Now we know why Corporate switched over to the black compacts – they incorporated a delightful new secured compartment in which to keep your husband’s dignity!
Let’s move on:
“What do you think he’s going to think about this situation?”
“Ohhh…I dunno…” (stilted laughter) No….a little nervous about that. Woooow…he’s gonna ask me why I need that much, but I understand that.”
“Your job with your husband is to sell him on it. He doesn’t have to get it. He’s not going to get it until you go to a class and come home with $400 cash. Don’t tell your banker or your husband that you’re scared if you want them to support you in the decision. If your banker says no, I need to send your information to my banker and see if you can get a credit card. Are you excited? I’m excited for you.”
The last soliloquy is simple to summarize:
1. Your husband is a witless worm who can be easily swayed with cash.
2. Fake it until you make it.
3. You are not leaving this room until you’ve placed an Emerald star order, so if you have to tinkle, Red Jacket Seaton’s got a water bottle you can use.

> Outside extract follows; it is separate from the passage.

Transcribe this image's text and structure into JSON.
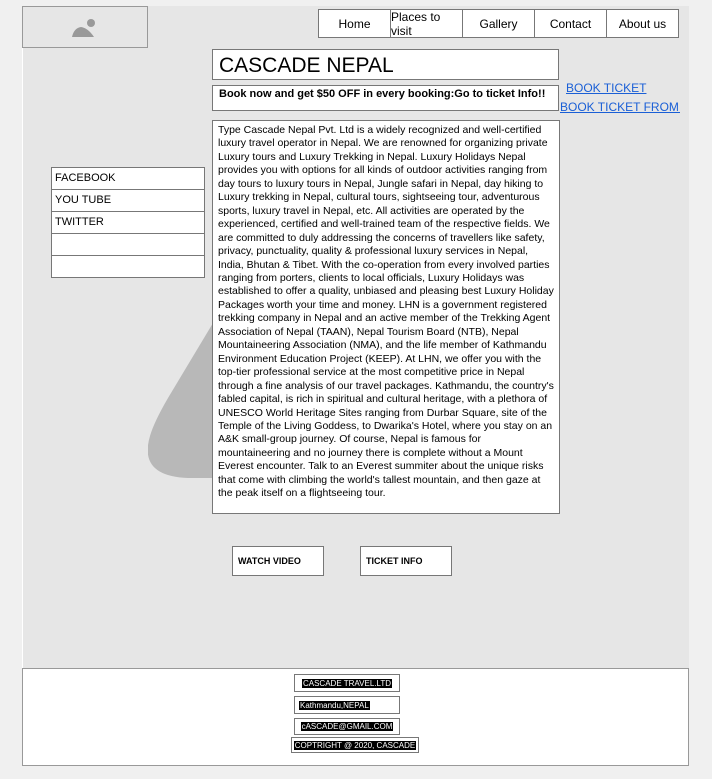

Dear consultants, what good’s selling from a full wagon if the wheels – the credit cards needed to roll that wagon – are broken? Please don’t whip out that flaming Visa just because the star prizes look irresistible or because your upline director wants to drive a pink car – shoot, if she wants to drive a pink car that badly, she can spray-paint my ancient ’76 Impala “Disco Fuscia” and glue a pink feather boa onto the bumper – it’d be cheap, fun, and way more original.
Confucius say, “Keep your credit away from Mary Kay –live to charge another day!”